Treasures: Collectors Love Folk Design of Pie Safes

This so-called pie safe is taller and made later than most,

This so-called pie safe is taller and made later than most.

Dear Helaine and Joe:

I inherited this pie safe from my father, and I believe the tins were hand-punched because I remember my father telling me how it was done. I would like to know its value for resale because it does not fit into my new home.

Thank you,

A.H.

Dear A.H.:

Most people call a piece of furniture such as this one a “pie safe,” but such pieces do have other name, such as pie chest, pie cupboard, kitchen safe or even meat safe. These were common items in many American homes, primarily in the late 18th century and throughout the 19th century before refrigeration became commonplace.

Pie safes were standard equipment in many kitchens. They were kept away from the stove — the hottest place in the room — and placed in the coolest spot where a draft might waft through the punched holes in the tins to keep the food stored inside from spoiling. The punched holes also kept the flies and other undesirable vermin at bay (rats sometimes beat the system by gnawing a hole in the backboards).

In many homes of this period, especially farming homes, the major meal of the day was served at noon. A huge meal would be prepared for those who had been toiling in the fields. There might be a ham taken from the smokehouse (fried chicken was a little less common), or items might be brought in from the springhouse or root cellar where they would have been stored in a relatively cool climate.

The spread of food at noon would be impressive, but so would be the appetites of those who had been laboring in the fields and in the hot sun. After the prodigious meal, the remains would be covered and put in the pie safe, where they would form the basis for the evening supper.

In the late 18th and most of the 19th centuries, families did not go down to the local furniture store and purchase their pie safes. Often times, a craftsman in town would make the piece to order, or dad or grandad would pass the time making a family pie safe during the slow winter months. The tins for the sides and doors would be punched from a design that was in the maker’s head.
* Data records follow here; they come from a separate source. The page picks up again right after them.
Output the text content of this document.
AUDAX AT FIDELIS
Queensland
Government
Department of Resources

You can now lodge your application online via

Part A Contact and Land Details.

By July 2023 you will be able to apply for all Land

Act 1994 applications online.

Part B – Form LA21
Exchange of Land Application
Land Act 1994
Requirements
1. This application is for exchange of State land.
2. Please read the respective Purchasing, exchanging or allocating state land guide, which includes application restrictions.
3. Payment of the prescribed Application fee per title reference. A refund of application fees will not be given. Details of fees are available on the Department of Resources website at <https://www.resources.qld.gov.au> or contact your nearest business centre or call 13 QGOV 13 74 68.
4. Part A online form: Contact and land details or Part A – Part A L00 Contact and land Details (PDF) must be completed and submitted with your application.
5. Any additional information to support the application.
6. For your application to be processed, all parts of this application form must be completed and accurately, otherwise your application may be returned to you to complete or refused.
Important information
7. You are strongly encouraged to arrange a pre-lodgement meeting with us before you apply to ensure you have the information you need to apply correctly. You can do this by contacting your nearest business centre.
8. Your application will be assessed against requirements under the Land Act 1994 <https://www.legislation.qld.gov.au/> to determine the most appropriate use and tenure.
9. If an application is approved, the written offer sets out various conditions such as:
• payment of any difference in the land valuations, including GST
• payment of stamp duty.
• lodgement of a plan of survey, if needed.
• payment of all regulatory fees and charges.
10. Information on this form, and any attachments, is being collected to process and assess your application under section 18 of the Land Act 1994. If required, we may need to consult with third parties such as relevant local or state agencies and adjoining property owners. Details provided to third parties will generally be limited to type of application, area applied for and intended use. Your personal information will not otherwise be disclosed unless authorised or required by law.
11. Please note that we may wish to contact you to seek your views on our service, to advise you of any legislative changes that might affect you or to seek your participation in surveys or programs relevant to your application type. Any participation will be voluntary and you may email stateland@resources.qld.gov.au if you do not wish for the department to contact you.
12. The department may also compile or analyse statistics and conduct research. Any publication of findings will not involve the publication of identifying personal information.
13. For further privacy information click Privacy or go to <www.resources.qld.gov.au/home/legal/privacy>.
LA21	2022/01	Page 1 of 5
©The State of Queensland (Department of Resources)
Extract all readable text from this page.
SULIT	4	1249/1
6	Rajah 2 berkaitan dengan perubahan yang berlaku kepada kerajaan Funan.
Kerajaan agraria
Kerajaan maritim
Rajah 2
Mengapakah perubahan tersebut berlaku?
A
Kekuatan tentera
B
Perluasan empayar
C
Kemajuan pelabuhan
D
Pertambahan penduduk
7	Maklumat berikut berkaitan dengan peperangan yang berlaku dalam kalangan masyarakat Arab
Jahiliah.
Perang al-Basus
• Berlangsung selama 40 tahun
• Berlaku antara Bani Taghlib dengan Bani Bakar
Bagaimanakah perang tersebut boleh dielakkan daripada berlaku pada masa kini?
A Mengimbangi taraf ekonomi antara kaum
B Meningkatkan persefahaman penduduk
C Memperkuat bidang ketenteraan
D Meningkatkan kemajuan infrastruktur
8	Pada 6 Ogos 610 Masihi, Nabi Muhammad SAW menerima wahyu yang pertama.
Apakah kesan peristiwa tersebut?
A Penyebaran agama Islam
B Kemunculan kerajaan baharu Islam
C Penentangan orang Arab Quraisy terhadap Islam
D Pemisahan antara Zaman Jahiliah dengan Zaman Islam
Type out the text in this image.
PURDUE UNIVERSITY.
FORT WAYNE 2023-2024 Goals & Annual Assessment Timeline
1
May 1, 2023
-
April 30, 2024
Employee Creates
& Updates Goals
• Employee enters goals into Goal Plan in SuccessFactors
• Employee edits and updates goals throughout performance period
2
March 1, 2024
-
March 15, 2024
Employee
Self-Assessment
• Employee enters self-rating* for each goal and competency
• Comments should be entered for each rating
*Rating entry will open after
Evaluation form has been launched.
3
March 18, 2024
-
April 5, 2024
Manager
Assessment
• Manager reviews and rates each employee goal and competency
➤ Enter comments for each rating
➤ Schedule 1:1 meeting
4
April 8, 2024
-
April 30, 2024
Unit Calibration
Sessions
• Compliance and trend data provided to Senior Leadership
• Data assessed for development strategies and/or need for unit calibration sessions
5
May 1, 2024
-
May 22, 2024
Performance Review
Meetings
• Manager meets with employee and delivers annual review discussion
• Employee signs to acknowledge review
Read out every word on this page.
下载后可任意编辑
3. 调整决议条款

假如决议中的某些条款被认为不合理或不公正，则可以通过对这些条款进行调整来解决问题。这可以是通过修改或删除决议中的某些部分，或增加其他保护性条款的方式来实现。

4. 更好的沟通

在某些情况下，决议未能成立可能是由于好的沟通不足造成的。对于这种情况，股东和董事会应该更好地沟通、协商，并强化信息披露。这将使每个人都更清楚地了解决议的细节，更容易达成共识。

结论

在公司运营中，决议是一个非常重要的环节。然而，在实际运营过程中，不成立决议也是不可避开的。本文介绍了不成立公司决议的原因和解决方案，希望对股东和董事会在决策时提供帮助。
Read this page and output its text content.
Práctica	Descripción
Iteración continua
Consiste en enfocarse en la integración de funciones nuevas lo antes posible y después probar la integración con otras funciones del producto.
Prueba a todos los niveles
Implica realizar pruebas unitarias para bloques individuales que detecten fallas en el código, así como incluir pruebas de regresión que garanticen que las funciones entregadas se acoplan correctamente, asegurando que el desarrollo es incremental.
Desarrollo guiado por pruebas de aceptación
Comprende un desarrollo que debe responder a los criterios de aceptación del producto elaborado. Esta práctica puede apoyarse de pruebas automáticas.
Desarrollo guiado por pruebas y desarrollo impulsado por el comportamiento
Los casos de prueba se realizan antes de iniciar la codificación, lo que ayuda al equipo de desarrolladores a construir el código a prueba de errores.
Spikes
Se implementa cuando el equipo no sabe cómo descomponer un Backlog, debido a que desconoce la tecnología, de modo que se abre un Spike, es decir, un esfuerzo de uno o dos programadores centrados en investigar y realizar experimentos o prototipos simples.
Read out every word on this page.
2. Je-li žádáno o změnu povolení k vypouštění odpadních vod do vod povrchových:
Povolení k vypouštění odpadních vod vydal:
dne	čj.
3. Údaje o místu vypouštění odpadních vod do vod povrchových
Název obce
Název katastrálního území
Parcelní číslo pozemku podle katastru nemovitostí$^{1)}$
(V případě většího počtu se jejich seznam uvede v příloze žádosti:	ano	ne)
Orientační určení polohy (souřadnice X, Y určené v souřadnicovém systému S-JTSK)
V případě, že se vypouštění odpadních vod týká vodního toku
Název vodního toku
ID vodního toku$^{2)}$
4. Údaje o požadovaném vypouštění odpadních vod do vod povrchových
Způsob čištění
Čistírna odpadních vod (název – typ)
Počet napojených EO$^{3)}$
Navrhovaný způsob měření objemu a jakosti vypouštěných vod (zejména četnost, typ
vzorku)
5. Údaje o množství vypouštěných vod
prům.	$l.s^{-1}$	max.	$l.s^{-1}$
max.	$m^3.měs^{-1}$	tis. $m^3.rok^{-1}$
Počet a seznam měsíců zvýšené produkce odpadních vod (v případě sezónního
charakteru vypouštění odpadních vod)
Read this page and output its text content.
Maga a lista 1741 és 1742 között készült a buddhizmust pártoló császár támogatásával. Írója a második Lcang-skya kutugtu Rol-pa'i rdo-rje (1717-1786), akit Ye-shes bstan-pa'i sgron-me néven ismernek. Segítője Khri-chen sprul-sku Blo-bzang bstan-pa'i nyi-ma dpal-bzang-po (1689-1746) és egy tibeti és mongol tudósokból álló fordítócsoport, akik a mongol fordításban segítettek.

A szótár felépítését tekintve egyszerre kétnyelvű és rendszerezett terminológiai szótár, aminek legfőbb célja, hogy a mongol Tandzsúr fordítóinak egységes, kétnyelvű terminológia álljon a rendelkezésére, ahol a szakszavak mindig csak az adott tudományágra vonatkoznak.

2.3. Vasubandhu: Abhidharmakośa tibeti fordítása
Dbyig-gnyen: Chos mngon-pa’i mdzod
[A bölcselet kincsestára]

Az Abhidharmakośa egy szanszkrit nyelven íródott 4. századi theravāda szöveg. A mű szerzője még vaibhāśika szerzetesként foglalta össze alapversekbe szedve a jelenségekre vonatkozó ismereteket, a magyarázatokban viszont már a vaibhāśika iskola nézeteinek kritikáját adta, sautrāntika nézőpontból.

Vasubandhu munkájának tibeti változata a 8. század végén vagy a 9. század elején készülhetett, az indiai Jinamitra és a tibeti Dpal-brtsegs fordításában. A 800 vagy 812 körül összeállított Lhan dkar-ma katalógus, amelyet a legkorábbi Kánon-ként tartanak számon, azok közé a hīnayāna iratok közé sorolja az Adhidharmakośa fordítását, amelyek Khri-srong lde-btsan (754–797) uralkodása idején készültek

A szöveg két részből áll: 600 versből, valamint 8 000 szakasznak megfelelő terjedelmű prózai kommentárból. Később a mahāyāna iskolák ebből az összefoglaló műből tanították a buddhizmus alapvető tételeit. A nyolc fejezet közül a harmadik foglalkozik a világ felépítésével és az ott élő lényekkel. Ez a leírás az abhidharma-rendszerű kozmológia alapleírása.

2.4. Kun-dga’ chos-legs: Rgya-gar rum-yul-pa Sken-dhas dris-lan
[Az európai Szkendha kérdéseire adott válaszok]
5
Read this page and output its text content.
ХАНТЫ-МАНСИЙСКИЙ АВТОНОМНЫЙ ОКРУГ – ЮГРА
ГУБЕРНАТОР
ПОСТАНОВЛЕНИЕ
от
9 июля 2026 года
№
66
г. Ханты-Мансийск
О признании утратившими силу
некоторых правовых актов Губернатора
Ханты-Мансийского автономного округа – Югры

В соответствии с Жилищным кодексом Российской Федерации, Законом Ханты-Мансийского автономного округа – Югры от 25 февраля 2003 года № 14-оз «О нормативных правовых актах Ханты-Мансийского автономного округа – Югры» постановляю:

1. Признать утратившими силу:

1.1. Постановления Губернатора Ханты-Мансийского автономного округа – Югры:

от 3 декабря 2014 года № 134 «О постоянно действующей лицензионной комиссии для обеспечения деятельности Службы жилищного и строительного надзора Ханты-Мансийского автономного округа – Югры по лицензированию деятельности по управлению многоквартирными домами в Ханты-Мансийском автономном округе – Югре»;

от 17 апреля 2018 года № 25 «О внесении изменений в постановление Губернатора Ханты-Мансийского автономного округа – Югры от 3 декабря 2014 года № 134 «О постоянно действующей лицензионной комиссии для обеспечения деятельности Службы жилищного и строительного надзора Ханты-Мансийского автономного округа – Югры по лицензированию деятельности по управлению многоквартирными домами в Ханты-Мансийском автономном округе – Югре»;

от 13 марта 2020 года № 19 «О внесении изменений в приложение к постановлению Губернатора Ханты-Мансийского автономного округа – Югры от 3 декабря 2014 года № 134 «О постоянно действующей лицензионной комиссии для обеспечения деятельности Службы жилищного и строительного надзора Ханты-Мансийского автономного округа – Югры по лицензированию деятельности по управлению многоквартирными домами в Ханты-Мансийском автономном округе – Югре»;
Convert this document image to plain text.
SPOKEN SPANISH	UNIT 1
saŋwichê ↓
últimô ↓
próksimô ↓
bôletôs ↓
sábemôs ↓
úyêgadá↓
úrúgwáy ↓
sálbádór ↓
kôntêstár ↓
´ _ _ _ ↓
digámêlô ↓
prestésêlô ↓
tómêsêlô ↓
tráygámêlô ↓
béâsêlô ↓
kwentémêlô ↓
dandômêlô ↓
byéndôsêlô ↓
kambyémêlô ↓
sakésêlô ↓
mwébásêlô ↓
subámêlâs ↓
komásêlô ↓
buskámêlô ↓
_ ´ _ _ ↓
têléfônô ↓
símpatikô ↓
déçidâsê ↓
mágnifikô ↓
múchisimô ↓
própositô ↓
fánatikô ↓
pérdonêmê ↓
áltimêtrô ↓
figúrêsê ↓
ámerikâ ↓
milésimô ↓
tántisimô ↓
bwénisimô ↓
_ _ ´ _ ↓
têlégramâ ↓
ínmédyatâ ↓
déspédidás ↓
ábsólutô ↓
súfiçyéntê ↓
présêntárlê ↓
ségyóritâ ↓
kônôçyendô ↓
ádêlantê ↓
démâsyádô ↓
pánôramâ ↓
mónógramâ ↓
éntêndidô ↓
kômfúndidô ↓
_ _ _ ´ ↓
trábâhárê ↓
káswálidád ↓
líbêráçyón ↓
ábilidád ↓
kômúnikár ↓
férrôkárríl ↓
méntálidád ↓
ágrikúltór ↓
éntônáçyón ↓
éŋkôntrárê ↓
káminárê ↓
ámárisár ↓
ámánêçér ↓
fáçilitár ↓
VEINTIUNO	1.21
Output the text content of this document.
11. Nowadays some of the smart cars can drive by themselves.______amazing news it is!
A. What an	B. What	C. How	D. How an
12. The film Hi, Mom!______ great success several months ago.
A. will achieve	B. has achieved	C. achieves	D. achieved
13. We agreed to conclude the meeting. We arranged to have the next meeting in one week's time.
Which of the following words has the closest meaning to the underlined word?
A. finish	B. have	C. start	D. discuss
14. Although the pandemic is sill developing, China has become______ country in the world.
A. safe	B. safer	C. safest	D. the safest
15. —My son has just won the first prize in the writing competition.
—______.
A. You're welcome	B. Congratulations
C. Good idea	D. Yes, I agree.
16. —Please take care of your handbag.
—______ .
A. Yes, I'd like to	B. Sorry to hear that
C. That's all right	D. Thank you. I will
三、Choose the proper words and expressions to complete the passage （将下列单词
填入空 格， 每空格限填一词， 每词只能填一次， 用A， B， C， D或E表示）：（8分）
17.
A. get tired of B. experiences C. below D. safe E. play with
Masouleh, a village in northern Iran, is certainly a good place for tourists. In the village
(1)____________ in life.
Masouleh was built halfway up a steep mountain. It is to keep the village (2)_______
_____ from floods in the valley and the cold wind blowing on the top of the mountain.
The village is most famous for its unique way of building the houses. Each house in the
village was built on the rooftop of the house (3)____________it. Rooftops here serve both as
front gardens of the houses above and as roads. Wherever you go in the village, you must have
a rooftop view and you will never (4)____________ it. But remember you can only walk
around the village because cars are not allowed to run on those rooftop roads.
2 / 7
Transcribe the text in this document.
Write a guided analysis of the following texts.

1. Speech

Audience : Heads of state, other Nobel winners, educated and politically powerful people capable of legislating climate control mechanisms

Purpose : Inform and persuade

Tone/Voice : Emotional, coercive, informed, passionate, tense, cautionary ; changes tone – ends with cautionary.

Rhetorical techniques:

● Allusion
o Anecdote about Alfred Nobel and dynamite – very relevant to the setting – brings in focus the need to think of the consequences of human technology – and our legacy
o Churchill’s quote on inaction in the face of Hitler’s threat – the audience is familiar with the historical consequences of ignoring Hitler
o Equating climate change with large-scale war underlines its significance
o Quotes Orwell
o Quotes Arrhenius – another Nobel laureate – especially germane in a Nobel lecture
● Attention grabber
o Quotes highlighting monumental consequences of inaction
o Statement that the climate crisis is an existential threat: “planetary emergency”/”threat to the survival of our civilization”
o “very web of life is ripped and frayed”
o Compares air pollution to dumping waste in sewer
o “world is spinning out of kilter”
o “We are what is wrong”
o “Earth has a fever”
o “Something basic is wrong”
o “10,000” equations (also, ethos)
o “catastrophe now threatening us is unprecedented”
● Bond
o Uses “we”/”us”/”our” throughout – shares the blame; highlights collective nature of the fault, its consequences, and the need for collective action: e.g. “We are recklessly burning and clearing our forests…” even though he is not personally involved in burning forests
It might be an eagle, a tree growing out of a sugar bowl or a rooster, or if the maker was a Mason, a design based on Masonic symbolism.

Collectors love these. The folk art design of the tins and the craftsmanship that could sometimes be idiosyncratic, plus the beauty of the wood — usually pine, walnut or in special cases, figured walnut — can be very alluring. Unfortunately, the example in today’s question is a very late example and manufactured. It was probably sold by a retailer such as Sears Roebuck or Montgomery Ward and the tin inserts are machine made and ones we see frequently.

This piece is circa 1900 (somewhat later than the time when iceboxes became available to the general public), and appears to have been made from oak. The piece in today’s question has a retail value of perhaps $750, but it will bring much less if sold by A.H.